Monday, July 28, 2008

The City of Kings Pt1 - Hot in the City

As no-one else seems to have blogged about last night's D&D game, I might as well kick things off. I've been giving Andrew all manner of grief over the last month about the levels of expectation for this game and in true Watsonian fashion, Andrew delivered. As the first session of a campaign, it was wonderfully evocative and played to our groups strengths. Not everything was perfect - it never is - but I left the session feeling like a 'proper gamer', which is silly, I know, but it was true.


1. The rules tweaks - 'Wealth levels' instead of money makes coin counting obselete. 'Legacy items' - iconic magic items which scale with level and include the balancing properties of all the necessary items in the game are wonderful. Abstract levelling rather than XP grind allows us to pace the game and see the run of the system without 'grinding'. We discussed them before the game and they worked well.
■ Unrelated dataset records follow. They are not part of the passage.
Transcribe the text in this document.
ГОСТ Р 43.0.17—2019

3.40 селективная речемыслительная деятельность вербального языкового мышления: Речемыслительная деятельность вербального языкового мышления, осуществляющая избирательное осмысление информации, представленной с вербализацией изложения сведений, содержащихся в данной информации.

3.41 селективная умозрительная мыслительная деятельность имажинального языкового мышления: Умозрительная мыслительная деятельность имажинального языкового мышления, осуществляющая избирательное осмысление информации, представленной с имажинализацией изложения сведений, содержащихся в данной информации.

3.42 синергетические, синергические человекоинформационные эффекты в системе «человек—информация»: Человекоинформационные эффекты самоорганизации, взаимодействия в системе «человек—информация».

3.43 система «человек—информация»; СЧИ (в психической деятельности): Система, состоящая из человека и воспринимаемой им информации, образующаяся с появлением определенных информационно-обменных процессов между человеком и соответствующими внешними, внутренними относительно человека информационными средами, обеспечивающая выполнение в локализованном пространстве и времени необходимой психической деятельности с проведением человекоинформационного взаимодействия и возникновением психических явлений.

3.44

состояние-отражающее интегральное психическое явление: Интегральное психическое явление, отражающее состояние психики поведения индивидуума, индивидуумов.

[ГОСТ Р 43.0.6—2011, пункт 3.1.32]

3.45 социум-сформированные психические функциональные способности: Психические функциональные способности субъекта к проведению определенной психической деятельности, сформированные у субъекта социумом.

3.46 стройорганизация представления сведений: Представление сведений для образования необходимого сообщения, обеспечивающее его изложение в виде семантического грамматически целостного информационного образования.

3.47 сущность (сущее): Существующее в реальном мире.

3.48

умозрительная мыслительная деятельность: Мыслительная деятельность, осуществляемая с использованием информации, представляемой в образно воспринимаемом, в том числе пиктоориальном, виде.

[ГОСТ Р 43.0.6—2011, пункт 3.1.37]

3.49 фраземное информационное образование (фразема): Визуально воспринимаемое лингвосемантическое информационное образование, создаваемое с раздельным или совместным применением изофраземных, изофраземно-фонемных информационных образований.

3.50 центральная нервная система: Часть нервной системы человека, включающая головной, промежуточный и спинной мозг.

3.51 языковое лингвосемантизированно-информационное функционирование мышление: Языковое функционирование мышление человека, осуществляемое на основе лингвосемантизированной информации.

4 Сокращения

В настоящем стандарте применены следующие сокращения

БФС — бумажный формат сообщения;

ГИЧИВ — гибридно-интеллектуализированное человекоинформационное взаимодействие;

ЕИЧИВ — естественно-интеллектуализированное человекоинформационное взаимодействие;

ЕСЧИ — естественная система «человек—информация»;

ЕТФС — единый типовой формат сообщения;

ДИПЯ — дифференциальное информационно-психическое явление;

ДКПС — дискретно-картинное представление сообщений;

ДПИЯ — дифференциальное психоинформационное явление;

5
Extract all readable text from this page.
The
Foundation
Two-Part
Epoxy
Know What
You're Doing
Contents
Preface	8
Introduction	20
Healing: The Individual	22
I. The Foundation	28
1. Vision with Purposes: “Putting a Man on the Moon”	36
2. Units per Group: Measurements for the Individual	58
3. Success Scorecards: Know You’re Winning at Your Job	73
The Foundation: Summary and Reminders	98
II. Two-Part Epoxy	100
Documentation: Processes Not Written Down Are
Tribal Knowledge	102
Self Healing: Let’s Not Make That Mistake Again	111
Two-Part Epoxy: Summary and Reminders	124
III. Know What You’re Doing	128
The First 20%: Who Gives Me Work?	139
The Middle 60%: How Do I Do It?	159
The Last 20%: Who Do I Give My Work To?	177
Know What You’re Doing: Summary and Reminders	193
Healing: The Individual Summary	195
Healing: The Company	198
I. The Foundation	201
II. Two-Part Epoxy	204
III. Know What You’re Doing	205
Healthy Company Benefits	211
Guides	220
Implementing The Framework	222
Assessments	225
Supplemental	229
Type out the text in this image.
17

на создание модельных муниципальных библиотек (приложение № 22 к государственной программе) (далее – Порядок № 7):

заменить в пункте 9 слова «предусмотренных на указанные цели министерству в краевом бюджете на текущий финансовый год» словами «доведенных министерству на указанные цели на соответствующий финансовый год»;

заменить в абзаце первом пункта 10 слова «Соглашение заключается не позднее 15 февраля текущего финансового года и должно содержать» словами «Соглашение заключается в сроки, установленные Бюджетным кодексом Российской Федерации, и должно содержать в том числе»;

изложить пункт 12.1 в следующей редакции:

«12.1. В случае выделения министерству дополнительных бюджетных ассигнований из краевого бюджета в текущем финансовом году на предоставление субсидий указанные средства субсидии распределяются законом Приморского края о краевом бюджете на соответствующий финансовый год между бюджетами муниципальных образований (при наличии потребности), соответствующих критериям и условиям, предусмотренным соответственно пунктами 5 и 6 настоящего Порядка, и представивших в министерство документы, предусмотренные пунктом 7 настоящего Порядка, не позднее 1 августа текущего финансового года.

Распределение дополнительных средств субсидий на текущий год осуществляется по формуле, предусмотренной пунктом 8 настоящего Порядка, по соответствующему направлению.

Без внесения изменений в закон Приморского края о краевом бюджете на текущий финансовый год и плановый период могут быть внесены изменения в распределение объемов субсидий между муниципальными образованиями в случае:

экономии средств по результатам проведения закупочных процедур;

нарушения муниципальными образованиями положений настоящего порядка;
2. Peripherals - we used a battleboard, minatures, dungeon tiles, power cards - hell, we even had an official D&D pen at the table. It all worked really well. The combats we played out were so very different from the ones we have done before. They were tactical. They required thought. Every single roll of the dice had a weight of meaning that, on reflection, I have rarely seen before. Not one of the fights had a bit of wiffle in it. The minatures were evocative and worked far better than I ever thought they would. Even something as petty as the power cards really cut down the amount of book flicking that was needed. Really really good for this game.

3. Reskinned monsters - I loved the fact that Andrew had taken the time to create his own monsters for the game, even if they were reskinned versions of Monster Manual creatures. Faced with the slavering savagery of a Carnage Demon, what were we to expect? Skeletal Flame Priests? Hounds of Shadow? The risen cadaver of the Sun God Azhura. Hardened gamers reduced to second-guessing noobs. Love it. Total and utter ignorance.

4. Structure and Pacing - the structure of the game was great. We were straight into the action at the start of our rebellion sanctioned tomb robbing, rather than playing out the arrival in the City of Kings or our meeting with the rebellion. It kicked the game off brilliantly.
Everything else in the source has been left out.